Was sind Tsatsas

1. Was sind Tsatsas?

Die traditionellen Halbreliefs aus Gips stellen Buddha-Formen, Stupas und andere Glückssymbole dar. Diese repräsentieren die erleuchteten Qualitäten unseres Geistes und werden als Mittel auf dem Weg zur Erleuchtung verwendet. Durch das Herstellen und Betrachten der Buddhaaspekte in der Form von Tsatsas, entsteht eine positive Rückkopplung auf unseren Geist.

2. Herstellung

Die guten Eindrücke in unserem Geist, die durch das Gießen der Tsatsa Formen
entstehen, werden verstärkt durch die Mantras, die man bei der Herstellung sagt
oder denkt.

Die Reliefformen werden mit Ton, Gips oder Stewalin ausgegossen, danach getrocknet und dann weiter bearbeitet, sie können auch bemalt werden.

Gesegnete Reiskörner werden auf der Höhe des Herzens von hinten in das noch feuchte Material gedrückt. Zusammen mit auf die Rückseite geschriebenen oder gedruckten Silben repräsentieren sie Körper, Rede und Geist eines Buddha.

Wir können durch die Herstellung von Relief-Buddhas die Qualitäten entdecken, die in unserem Geist schon vorhanden sind. Es ist aber auch möglich, einfach nur die Freude zu empfinden, die von selbst dabei entsteht.

Nach den klassischen Texten könnte die Anfertigung von 100.000 Stück ein Teil der Meditationspraxis sein.
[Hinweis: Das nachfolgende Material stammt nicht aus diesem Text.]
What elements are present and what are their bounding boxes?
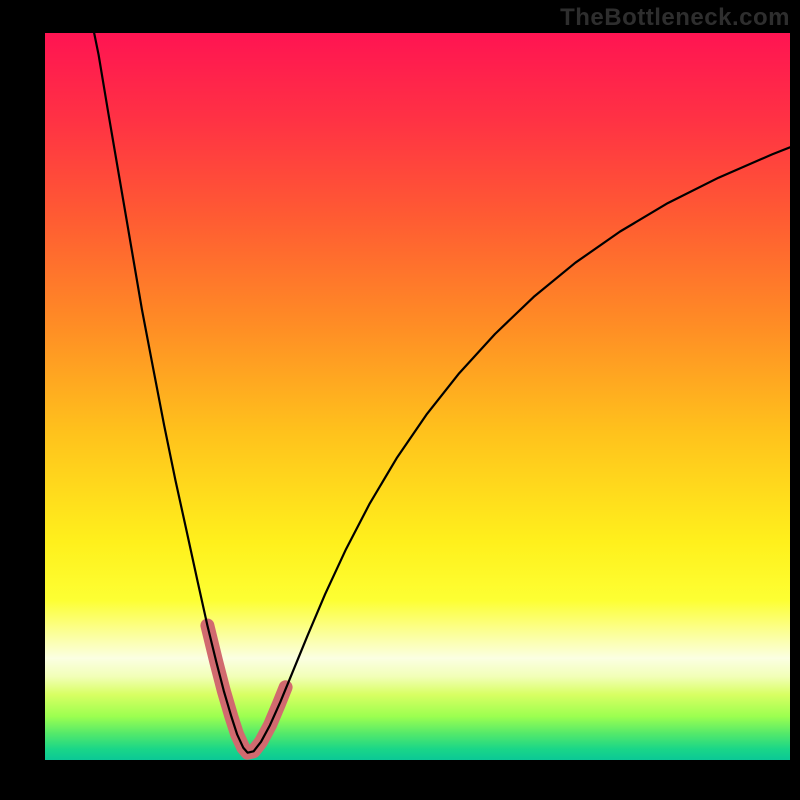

Es sollten aber mindestens 5 Tsatsas hergestellt werden.


3. Verwendung

Tsatsas sind nicht nur Dekorationsobjekte, sondern stehen für den Körper eines Buddha, daher sollten sie achtsam behandelt werden.

Als Meditationsobjekte helfen sie uns genauso wie Statuen und Thangkas, uns die Buddhaaspekte leichter vorstellen zu können.

Tsatsas werden in großer Anzahl zur Füllung von Stupas verwendet. Man kann sie aber auch als besonderes Geschenk an Freunde und Verwandte weitergeben.


4. Quellen: 

Der  Nutzen der Herstellung von Tsatsas und Statuen wurde von Buddha Shakyamuni in einem Sutra an den König Sengyal gelehrt. Die Essenz davon ist, dass das Glück der Lebewesen davon abhängt, dass befreiende Lehren eine lange Zeit andauern und verbreitet werden. Dies geschieht auf der Grundlage von Repräsentationen von Körper, Rede und Geist der Buddhas, nämlich Statuen, Schriften und Stupas.

Der Text „Wie man die Tsatsa-Praxis auf dem Weg zur Erleuchtung verwendet“ wurde von dem Übersetzer Tropu aus dem Sanskrit ins Tibetische übersetzt.